Rejetons. Des héritiers. Cordelia était un reflet — une lignée.
« Le Notaire Blanc organise le rituel. Où aurait-il lieu dans une heure ? »
Sarah consulta un vieux plan de Londres accroché au mur. Son doigt suivit les lignes comme si elle cherchait une intersection entre le sacré et le profane.
« La chapelle Saint-Étienne. Sous Walbrook. Ancien temple de Mithra. Les Mithraïstes aimaient les cérémonies nocturnes de lien et de sang. Si le Notaire Blanc suit cette tradition… »
Elias attrapa son manteau.
« J’y vais. »
- Vous ne pouvez pas faire ça seul. La Maison Covenant vous a interdit toute action légale, mais ce n’est pas une question de loi. C’est une question de vie ou de mort.
- Justement. Elias ouvrit la porte. La pluie s’engouffra dans le couloir. Je n’ai plus de procédures à suivre. Plus de clauses à invoquer.
« Alors qu’est-ce que vous avez ? »
Elias marqua une pause. Le parchemin dans sa poche semblait brûler contre sa cuisse.

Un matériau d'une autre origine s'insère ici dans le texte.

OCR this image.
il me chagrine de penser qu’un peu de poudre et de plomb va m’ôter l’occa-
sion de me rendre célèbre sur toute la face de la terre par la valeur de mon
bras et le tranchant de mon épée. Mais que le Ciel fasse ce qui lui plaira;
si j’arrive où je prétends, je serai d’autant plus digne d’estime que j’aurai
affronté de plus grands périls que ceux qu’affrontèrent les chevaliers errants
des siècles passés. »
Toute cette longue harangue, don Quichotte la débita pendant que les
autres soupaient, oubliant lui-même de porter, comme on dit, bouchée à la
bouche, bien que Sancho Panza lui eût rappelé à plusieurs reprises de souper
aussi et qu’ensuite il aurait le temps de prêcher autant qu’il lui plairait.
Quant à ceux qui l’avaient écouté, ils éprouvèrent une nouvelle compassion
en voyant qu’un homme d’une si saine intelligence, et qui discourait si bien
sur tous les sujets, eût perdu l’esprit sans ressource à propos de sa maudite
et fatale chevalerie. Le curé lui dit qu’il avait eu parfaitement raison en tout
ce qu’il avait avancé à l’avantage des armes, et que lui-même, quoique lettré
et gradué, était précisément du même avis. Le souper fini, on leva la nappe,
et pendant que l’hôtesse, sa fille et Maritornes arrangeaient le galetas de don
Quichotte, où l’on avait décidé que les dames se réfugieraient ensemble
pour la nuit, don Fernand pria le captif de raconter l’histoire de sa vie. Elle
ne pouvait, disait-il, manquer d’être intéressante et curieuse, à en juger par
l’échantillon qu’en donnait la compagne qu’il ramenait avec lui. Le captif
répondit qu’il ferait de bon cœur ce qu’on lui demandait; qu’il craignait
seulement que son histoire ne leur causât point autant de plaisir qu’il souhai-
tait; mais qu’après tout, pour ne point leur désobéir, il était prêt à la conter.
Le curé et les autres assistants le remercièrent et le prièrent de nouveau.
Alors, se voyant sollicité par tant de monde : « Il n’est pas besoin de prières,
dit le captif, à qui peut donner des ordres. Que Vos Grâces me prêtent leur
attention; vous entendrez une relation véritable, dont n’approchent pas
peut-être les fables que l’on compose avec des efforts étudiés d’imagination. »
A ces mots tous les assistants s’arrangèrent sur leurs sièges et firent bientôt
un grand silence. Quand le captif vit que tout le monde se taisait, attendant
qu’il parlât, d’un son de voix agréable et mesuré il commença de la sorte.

Il avait un fragment du Pacte, une chronique de dettes volées, une alliée au cœur de la machine Covenant, et une fille cachée dont il ignorait le visage.
Et la perception, qui lui montrait maintenant les fils invisibles de la ville — les contrats qui la liaient, les promesses qui la tenaient debout.
« J’ai une heure », dit-il.
Et il disparut dans la nuit.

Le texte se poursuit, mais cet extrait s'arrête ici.